In most recent years, key to value creation has been management's ability to preserve revenues, which are still below 2012 levels, while focusing on the opportunities offered to Cargo Aircraft Management (CAM), its leasing unit, which has become the most important earnings contributor.



At group level, pre-tax earnings from continuing operations rose 17 per cent to $17.2 million in the second quarter. CAM represents 25 per cent of revenues, but it is the unit behind that strong growth rate; its pre-tax earnings were up 35.4 per cent, driven by eight additional freighters leased to external customers, and amount to 80 per cent of the group's pre-tax income in the quarter.

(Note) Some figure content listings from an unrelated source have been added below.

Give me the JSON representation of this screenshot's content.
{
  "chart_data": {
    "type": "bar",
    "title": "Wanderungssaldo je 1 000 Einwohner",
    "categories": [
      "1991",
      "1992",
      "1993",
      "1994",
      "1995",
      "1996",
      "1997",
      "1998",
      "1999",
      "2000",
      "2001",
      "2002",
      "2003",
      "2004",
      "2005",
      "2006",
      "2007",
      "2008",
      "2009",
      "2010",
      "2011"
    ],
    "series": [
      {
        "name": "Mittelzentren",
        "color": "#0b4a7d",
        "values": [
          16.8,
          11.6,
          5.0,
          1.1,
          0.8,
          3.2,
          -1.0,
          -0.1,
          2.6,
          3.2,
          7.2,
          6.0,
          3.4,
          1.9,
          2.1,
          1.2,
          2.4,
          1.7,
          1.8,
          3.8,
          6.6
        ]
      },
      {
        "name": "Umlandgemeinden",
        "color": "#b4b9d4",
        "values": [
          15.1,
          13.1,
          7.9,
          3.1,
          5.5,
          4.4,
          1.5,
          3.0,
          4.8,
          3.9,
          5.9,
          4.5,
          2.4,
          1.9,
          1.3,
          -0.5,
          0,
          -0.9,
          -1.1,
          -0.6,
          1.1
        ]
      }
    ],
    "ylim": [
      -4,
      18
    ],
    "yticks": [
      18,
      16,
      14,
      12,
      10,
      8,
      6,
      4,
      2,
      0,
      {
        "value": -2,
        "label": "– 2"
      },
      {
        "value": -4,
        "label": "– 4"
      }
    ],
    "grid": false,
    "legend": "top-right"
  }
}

Essentially, challenging conditions in the long-haul cargo market opened the door to more opportunities in the integrated and regional cargo networks, which now represents ATSG's focus. Although heavy investment is up, the group seems to be efficiently managed with regard to its capital deployment strategy.



ATSG president Joe Hete said the second-quarter trading update confirmed what management had predicted in May, and ?015 is shaping up to be a very good year for ATSG?



Said Chief financial officer Quint Turner: "Once again the driver of our second quarter gains is the growth in the freighter leasing business and the flexibility," noting that a differentiated business model "affords us to shift our aircraft between our leasing and airline businesses as demand warrants".



ATSG invested $15 million to acquire a minority interest last year in West Atlantic, "which led this year to West Atlantic's commitment to two 767 dry leases with CAM."



It also won an air freight maintenance service contract with Delta Airlines for its fleet of Boeing 717s, which runs for five years, and there "are definitely other opportunities out there and those would require expansion of our current facilities here in Wilmington."